Where silence and euphemistic language serve to downplay great evils, sometimes words are abused in the other direction. For example, in 2019, I noted on my blog how Justice Clarence Thomas tendentiously referred to abortions based on various fetal characteristics, including likely disabilities, as serving an interest in “eugenics.” Recently, three judges of the U.S. Court of Appeals for the Sixth Circuit adopted that same label to describe the target of an Ohio law forbidding doctors from knowingly performing abortions motivated by Down syndrome. As Professor Colb explained (also on my blog), the word eugenics inevitably calls to mind the Holocaust. Indeed, one judge expressly drew that comparison.
Although I believe that comparisons to grave historical injustices like slavery and the Holocaust ought to be used sparingly, that is not the objection that Professor Colb was making, nor is it the one I am making now. Indeed, in this very column I have already compared the Armenian genocide to the Holocaust. Sparingly does not mean never.
Rather, the objection to calling abortions based on fetal disability “eugenics” is not simply that such abortions are not as bad as the Nazi program of forced sterilization of the “feeble minded,” much less extermination of European Jews.
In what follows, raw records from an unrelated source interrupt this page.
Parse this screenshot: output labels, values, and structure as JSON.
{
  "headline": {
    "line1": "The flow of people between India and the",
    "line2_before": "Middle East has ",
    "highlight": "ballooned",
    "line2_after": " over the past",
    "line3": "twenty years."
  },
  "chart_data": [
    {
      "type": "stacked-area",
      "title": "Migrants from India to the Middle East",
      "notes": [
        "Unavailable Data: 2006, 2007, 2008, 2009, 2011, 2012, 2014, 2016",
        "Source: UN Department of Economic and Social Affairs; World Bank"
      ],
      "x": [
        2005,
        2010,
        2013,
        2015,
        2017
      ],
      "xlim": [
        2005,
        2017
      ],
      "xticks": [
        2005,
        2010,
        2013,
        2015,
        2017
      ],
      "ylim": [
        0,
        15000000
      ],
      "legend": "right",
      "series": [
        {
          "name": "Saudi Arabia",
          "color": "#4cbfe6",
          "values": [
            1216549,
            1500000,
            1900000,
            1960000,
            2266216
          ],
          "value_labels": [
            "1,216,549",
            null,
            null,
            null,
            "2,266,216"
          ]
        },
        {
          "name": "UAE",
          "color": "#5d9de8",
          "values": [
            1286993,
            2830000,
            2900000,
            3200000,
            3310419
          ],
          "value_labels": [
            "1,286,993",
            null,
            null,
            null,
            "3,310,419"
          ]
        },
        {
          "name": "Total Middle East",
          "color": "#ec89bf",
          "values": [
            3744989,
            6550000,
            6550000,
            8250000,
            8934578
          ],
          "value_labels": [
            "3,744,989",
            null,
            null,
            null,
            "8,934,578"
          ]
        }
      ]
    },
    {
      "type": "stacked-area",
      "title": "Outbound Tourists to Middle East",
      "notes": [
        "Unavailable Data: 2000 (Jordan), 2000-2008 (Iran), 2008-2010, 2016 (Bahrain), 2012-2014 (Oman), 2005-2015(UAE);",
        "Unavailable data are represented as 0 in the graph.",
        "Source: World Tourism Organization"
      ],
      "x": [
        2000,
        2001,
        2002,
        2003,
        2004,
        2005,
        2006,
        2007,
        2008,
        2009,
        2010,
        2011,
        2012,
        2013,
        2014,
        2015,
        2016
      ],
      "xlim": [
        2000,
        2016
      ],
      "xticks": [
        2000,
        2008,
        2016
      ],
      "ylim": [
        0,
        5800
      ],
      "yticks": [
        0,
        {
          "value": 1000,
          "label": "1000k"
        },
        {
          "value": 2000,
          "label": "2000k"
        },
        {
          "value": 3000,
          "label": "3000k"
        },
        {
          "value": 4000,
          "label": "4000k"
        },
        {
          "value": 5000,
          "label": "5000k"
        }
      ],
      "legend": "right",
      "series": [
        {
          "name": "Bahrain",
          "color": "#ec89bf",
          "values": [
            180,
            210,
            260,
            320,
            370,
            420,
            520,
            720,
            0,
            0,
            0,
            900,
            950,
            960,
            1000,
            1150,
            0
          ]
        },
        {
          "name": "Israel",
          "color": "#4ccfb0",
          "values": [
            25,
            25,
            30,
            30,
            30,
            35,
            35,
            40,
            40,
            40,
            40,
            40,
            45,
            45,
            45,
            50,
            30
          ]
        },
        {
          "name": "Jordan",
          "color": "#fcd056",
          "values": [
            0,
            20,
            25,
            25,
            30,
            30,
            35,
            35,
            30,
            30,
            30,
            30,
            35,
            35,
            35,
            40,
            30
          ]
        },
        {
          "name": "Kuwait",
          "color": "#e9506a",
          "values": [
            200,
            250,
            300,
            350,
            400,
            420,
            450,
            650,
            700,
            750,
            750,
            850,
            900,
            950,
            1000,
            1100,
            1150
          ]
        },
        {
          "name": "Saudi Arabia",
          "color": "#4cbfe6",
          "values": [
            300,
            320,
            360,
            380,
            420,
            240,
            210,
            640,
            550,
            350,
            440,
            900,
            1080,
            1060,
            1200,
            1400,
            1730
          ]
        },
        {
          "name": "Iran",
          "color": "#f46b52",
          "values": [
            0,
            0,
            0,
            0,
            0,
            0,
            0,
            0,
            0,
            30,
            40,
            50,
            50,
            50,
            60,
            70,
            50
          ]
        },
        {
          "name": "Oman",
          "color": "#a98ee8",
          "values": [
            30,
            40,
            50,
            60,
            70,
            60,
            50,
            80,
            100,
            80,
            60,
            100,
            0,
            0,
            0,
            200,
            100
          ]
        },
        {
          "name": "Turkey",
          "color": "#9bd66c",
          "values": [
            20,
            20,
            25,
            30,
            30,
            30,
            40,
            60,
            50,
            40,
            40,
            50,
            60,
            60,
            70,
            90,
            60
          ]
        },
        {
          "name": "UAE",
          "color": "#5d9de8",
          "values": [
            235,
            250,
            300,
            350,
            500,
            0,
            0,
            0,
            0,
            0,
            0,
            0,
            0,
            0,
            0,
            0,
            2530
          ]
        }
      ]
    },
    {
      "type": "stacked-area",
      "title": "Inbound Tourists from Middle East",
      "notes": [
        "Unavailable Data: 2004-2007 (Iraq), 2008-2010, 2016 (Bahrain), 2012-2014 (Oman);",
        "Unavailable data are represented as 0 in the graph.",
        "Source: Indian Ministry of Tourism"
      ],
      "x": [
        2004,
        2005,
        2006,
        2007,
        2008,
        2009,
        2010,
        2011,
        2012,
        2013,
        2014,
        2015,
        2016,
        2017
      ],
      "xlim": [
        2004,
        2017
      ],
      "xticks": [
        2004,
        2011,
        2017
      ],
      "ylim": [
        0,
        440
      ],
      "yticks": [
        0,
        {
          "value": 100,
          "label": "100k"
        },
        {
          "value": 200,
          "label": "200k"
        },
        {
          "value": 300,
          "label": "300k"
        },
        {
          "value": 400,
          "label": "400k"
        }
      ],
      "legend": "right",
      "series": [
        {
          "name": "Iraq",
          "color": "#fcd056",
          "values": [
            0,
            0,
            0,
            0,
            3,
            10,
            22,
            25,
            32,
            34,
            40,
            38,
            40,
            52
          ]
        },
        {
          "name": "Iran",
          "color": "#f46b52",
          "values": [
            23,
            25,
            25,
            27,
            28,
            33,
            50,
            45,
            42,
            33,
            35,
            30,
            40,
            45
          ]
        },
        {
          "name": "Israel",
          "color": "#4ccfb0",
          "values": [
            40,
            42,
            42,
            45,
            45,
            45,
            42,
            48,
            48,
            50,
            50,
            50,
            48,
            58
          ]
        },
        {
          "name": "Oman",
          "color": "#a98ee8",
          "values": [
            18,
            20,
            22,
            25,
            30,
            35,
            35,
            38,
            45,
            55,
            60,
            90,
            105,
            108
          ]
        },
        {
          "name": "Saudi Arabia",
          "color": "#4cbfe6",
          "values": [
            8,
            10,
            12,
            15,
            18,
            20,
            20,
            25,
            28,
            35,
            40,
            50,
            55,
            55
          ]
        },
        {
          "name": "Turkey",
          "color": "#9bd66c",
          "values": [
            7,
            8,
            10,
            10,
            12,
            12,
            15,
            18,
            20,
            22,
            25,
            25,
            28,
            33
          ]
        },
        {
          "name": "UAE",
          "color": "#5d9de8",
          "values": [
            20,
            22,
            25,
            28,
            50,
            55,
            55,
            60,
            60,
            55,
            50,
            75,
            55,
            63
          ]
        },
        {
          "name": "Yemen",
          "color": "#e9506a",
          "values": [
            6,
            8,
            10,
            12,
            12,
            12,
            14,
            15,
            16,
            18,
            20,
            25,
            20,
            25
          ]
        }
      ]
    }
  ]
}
Rather, the point is that the comparison is inapt. Even if one believes that some or all abortions are immoral, the individual decision to have an abortion—or even the aggregate impact of numerous individual decisions to have abortions—differs so much from a mass program of sterilization or extermination that use of the same word confuses the issue.
In some circumstances, language is stipulative—that is, speakers can assign to words specific meanings that do not necessarily align with common understanding. This phenomenon is useful in law, where precision often matters. Thus, statutes frequently contain specialized definitions that make clear that some commonly used word should be given a technical meaning. In such circumstances, insisting on everyday usage can be obtuse or a sign of bad faith.
Meanwhile, in many contexts the law rightly looks to substance over form. Consider in this respect the debate about a decade ago over the Patient Protection and Affordable Care Act, commonly known as Obamacare. The law imposed what its critics called an “individual mandate” on most persons who lacked other forms of health insurance to purchase it from the exchanges that the law called into existence. The Supreme Court, in an opinion by Chief Justice Roberts, rejected a challenge to the law claiming that it exceeded the powers of Congress. Not so, the Chief Justice wrote, because the enforcement mechanism that Congress chose fell within the power “to lay and collect taxes.” Four dissenting justices objected that the law could not be a valid exercise of the taxing power, because Congress did not label the mandate a tax. Yet, as the Chief Justice explained in detail, prior cases and common sense led to the conclusion that whatever Congress calls a legal provision for statutory purposes should not control whether an Act falls within its constitutional authority.
Put differently, legislators are a bit like Humpty Dumpty in Lewis Carroll’s Through the Looking Glass. “When I use a word,” Humpty Dumpty rather scornfully told Alice, “it means just what I choose it to mean—neither more nor less.” So too in law, Congress may have good reason to call an exaction a tax in some contexts but not in others. The important point is to be clear.
By contrast, in most everyday contexts, words have accepted meanings. Misusing or abusing those meanings can be confusing, offensive, or even deadly.